Pre-eclampsia (PE) is a serious pregnancy complication affecting mother and baby. Pre-eclampsia can cause high blood pressure, potential kidney and other organ damage for the mother. It is associated with baby growth restriction, premature births and an increased risk of miscarriage.
Pre-eclampsia affects 2-5% of pregnant women, of whom about 1 in 200 (0.5%) can suffer from severe Pre-eclampsia arising before 34 weeks of pregnancy. Early screening for Pre-eclampsia is important because early intervention (before 14 weeks) can reduce the effects for both you and your baby.
PE screening involves:
- A Specific Blood Test
- Measurement of your blood pressure
- Measurement of your height and weight
- Your medical history
- Doppler ultrasound of the uterine arteries at 12-14 weeks of pregnancy
You will be asked some questions relating to your health and that of your family, as a personal history of high blood pressure or a family history of pre-eclampsia will affect your risk estimate.
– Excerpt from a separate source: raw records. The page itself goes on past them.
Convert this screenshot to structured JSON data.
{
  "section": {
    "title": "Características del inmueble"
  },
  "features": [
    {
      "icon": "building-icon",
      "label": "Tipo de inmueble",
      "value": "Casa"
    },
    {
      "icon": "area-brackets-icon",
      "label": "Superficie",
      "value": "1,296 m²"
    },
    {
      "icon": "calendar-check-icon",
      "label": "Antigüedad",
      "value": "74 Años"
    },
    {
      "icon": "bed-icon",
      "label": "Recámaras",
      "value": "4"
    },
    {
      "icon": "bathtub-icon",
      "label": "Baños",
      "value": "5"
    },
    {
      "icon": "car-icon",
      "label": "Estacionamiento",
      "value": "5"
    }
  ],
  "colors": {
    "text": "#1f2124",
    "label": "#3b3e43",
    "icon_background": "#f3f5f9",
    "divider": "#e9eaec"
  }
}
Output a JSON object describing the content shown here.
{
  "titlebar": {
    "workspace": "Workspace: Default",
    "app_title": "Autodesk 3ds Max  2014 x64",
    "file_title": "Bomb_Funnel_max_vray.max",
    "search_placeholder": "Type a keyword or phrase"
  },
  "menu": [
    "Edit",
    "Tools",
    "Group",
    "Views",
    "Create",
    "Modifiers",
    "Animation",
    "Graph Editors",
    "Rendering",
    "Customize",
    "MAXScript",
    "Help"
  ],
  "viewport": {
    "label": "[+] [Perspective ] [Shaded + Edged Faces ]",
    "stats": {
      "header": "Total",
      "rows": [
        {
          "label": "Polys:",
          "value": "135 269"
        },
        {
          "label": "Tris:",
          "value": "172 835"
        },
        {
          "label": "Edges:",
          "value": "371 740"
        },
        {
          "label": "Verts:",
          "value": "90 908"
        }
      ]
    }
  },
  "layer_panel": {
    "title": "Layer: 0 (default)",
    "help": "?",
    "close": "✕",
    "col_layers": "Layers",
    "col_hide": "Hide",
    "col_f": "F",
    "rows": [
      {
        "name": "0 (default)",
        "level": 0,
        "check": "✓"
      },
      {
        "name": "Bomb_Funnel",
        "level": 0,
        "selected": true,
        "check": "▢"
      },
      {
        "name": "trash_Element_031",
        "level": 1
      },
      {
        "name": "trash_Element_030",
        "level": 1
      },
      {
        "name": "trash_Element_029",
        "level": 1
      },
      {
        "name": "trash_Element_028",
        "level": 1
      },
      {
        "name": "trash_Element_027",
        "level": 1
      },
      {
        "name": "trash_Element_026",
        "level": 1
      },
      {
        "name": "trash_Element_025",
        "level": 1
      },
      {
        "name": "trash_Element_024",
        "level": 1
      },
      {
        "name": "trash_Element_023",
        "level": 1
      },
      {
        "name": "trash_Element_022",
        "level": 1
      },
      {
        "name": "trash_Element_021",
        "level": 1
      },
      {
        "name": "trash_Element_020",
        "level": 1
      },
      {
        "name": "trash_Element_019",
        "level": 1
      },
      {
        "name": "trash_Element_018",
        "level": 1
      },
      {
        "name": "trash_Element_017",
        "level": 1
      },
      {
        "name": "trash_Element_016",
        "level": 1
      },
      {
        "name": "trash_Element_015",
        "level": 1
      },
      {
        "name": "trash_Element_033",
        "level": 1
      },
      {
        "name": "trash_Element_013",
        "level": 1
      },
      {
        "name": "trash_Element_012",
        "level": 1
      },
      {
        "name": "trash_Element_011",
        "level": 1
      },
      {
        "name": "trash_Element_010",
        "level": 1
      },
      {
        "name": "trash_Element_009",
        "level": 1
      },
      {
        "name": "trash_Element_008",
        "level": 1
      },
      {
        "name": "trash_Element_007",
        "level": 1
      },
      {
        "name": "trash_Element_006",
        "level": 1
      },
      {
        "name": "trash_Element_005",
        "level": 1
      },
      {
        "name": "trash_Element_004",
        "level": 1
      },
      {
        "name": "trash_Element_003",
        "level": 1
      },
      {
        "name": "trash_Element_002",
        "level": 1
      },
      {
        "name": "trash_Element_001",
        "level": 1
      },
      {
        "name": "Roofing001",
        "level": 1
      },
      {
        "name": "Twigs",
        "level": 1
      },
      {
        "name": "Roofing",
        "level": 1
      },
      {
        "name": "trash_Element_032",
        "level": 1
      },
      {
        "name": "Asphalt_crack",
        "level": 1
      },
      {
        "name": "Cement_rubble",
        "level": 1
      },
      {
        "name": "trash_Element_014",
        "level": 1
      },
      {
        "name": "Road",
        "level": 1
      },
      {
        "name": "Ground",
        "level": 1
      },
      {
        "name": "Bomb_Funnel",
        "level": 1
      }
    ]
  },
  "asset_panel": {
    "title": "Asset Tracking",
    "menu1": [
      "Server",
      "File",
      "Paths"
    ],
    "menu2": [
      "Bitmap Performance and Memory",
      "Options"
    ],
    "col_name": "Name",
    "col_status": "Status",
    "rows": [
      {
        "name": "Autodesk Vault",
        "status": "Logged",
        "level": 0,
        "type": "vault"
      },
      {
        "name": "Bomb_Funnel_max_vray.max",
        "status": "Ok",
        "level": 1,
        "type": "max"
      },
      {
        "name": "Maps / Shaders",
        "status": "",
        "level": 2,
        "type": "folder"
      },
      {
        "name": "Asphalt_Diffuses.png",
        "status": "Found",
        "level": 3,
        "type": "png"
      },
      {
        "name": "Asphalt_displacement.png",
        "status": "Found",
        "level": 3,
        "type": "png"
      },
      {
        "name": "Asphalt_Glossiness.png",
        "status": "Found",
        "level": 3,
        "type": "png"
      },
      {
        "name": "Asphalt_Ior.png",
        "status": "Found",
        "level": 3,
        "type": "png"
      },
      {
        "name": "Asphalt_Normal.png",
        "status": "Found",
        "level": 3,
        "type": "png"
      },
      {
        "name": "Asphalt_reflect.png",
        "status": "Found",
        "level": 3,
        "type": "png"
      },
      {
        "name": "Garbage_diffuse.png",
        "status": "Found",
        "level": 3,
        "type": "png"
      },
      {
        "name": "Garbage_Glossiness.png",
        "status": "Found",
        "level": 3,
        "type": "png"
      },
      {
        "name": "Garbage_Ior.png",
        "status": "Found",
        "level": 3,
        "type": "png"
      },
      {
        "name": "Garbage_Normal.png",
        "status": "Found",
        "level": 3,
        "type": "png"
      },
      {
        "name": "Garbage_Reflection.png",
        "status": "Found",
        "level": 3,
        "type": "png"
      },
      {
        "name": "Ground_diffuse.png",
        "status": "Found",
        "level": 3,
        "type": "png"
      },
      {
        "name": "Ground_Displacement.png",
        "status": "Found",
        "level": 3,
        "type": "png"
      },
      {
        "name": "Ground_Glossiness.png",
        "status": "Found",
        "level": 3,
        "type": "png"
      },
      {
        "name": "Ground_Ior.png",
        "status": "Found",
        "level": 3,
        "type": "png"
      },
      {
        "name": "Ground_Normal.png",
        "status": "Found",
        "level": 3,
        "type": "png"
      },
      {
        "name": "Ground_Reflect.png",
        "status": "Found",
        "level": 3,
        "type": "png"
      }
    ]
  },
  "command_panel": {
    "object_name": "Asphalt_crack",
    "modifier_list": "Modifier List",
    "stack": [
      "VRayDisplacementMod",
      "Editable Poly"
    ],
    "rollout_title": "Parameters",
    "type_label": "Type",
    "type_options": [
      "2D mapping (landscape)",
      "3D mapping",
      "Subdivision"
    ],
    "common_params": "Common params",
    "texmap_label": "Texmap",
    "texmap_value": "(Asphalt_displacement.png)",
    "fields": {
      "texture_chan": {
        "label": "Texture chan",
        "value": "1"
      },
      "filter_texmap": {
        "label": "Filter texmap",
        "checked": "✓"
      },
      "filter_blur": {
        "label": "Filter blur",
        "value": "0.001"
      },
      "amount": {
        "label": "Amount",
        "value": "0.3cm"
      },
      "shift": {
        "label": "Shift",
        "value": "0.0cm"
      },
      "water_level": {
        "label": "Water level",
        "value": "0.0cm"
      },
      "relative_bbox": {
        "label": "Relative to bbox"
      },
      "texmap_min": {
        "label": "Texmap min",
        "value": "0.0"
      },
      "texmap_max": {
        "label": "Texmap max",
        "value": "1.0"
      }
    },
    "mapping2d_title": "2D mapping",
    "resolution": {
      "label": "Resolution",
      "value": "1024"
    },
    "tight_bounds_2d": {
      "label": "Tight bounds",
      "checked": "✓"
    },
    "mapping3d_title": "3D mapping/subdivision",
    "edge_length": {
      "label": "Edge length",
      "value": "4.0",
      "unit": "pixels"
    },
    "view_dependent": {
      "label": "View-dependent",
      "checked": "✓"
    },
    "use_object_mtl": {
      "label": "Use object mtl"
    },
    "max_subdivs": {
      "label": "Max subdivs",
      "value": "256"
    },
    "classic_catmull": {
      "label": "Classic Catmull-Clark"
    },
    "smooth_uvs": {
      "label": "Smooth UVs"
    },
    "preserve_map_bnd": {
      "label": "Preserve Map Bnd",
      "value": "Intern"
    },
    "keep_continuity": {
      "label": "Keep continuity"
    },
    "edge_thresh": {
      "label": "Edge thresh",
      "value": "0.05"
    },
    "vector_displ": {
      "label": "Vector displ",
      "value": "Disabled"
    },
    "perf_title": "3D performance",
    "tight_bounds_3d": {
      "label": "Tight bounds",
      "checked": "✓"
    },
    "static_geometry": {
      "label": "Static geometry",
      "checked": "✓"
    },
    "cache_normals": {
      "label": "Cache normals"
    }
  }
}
This information will be combined with ultrasound measurements of blood flow in the arteries supplying your uterus, and some information from the blood test (the PAPP-A and PlGF levels). Using this approach we can identify approximately 75% of women who will develop pre-eclampsia and need delivery before 37 weeks.
If your results indicate that you are at high risk of developing Pre-eclampsia, a simple treatment of low dose aspirin, under the direct care of your doctor, can help prevent the onset of the most severe type of the disease.